Y aunque había renuencia y oposición masculina de parte de algunos monjes, canónigos y frailes a ocuparse del cuidado pastoral de las monjas, no se logró amainar el rápido crecimiento de mujeres que abrazaban la vida religiosa. Por otro lado, a veces se contó con el apoyo de autoridades religiosas como papas, clérigos locales e incluso de algunos laicos prominentes que apoyaban y dotaban materialmente a los conventos de mujeres.

En el siglo XIII y a principios del XIV, estos monasterios de mujeres constituían verdaderas redes de influencia espiritual, donde se escribían colecciones de vidas de monjas y de visiones, que a menudo eran leídas en conventos de varones y de mujeres como parte de la instrucción espiritual. En algunas partes de Europa, donde las casas de varones declinaron muy rápidamente después del siglo XIII, tanto en fervor religioso como económico, la mayoría de los religiosos enclaustrados eran mujeres[18].

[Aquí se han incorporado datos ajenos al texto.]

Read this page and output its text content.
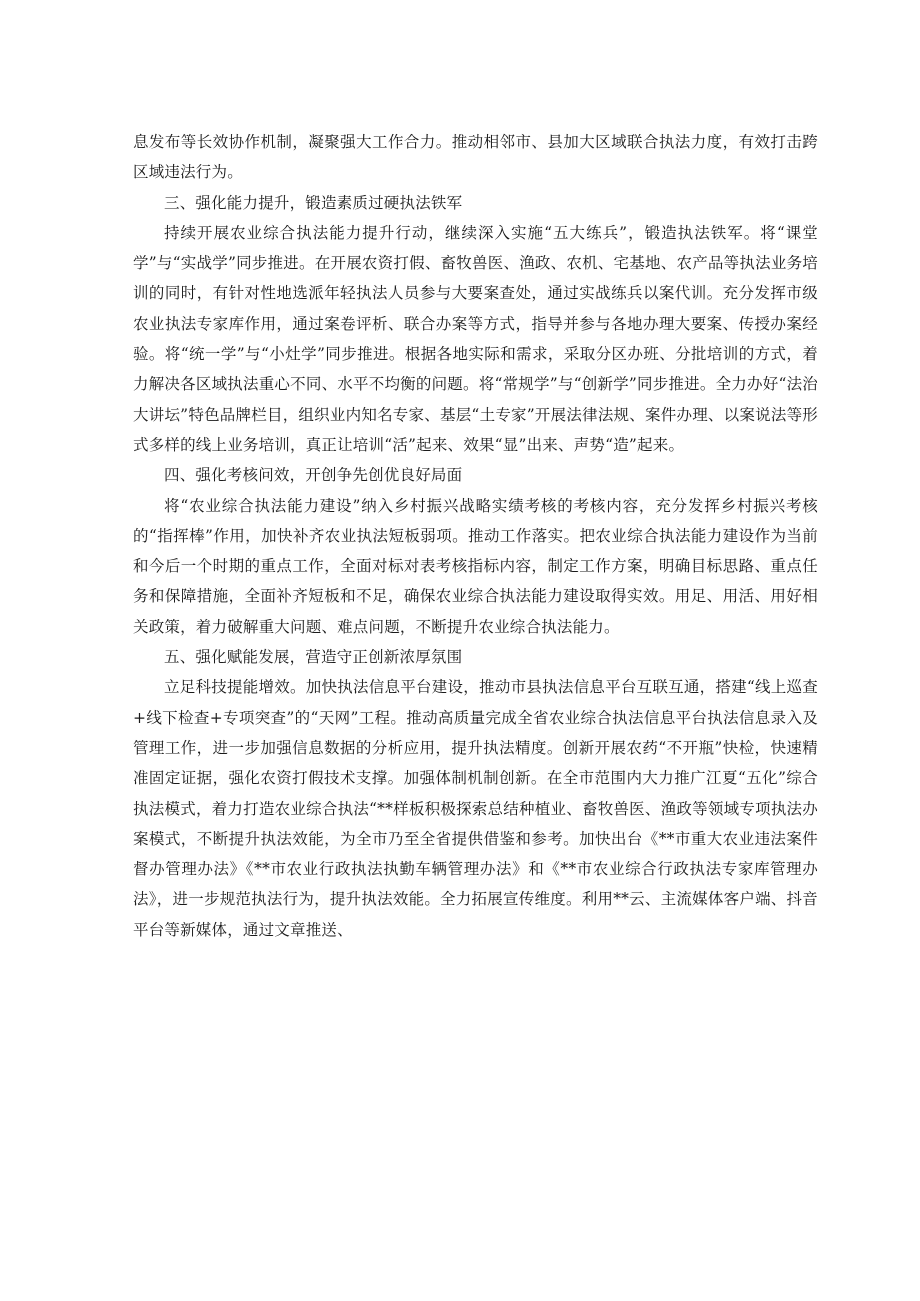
息发布等长效协作机制，凝聚强大工作合力。推动相邻市、县加大区域联合执法力度，有效打击跨区域违法行为。

三、强化能力提升，锻造素质过硬执法铁军

持续开展农业综合执法能力提升行动，继续深入实施“五大练兵”，锻造执法铁军。将“课堂学”与“实战学”同步推进。在开展农资打假、畜牧兽医、渔政、农机、宅基地、农产品等执法业务培训的同时，有针对性地选派年轻执法人员参与大要案查处，通过实战练兵以案代训。充分发挥市级农业执法专家库作用，通过案卷评析、联合办案等方式，指导并参与各地办理大要案、传授办案经验。将“统一学”与“小灶学”同步推进。根据各地实际和需求，采取分区办班、分批培训的方式，着力解决各区域执法重心不同、水平不均衡的问题。将“常规学”与“创新学”同步推进。全力办好“法治大讲坛”特色品牌栏目，组织业内知名专家、基层“土专家”开展法律法规、案件办理、以案说法等形式多样的线上业务培训，真正让培训“活”起来、效果“显”出来、声势“造”起来。

四、强化考核问效，开创争先创优良好局面

将“农业综合执法能力建设”纳入乡村振兴战略实绩考核的考核内容，充分发挥乡村振兴考核的“指挥棒”作用，加快补齐农业执法短板弱项。推动工作落实。把农业综合执法能力建设作为当前和今后一个时期的重点工作，全面对标对表考核指标内容，制定工作方案，明确目标思路、重点任务和保障措施，全面补齐短板和不足，确保农业综合执法能力建设取得实效。用足、用活、用好相关政策，着力破解重大问题、难点问题，不断提升农业综合执法能力。

五、强化赋能发展，营造守正创新浓厚氛围

立足科技提能增效。加快执法信息平台建设，推动市县执法信息平台互联互通，搭建“线上巡查+线下检查+专项突查”的“天网”工程。推动高质量完成全省农业综合执法信息平台执法信息录入及管理工作，进一步加强信息数据的分析应用，提升执法精度。创新开展农药“不开瓶”快检，快速精准固定证据，强化农资打假技术支撑。加强体制机制创新。在全市范围内大力推广江夏“五化”综合执法模式，着力打造农业综合执法“**样板积极探索总结种植业、畜牧兽医、渔政等领域专项执法办案模式，不断提升执法效能，为全市乃至全省提供借鉴和参考。加快出台《**市重大农业违法案件督办管理办法》《**市农业行政执法执勤车辆管理办法》和《**市农业综合行政执法专家库管理办法》，进一步规范执法行为，提升执法效能。全力拓展宣传维度。利用**云、主流媒体客户端、抖音平台等新媒体，通过文章推送、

Pero es necesario insistir que es la época que va del s. X al s. XII, la que está principalmente caracterizada por “la influencia creciente que la espiritualidad monástica ejerce en el conjunto del pueblo cristiano”[19]. Por lo que se produce un fuerte cambio en la percepción que se tenía de la Iglesia, pues la Iglesia de la Corte Imperial era una Iglesia secular, dirigida por el Emperador y los obispos, pero producto de los grandes cambios sucedidos entre fines del s. IX y el s. X, el orden sacerdotal entró en franca decadencia, tanto en el plano espiritual como en el de la autoridad moral. “Sin embargo, el monacato fue la institución que mejor resistió esta grave crisis que puso en peligro la existencia misma de la Iglesia, amenazada de disolución tanto por la secularización del clero como por la difusión del sistema de iglesias privadas”[20]. La gran y positiva novedad es que este movimiento monástico no tuvo que ver con la acción de un poder central –como de hecho ocurrió en la época de Carlomagno–, sino que tiene que ver con un movimiento de retorno de los primitivos ideales y de un fervor original de reforma religiosa que llega a ser la manifestación más profunda y pura de las aspiraciones de renovación espiritual de la sociedad monástica. Esto llegó a estar tan asimilado en el resto de la población que la excepcional superioridad de ese régimen de vida sobre cualquier otro estado estaba muy interiorizada por todos los cristianos y se veía como un ideal o una vocación a seguir. 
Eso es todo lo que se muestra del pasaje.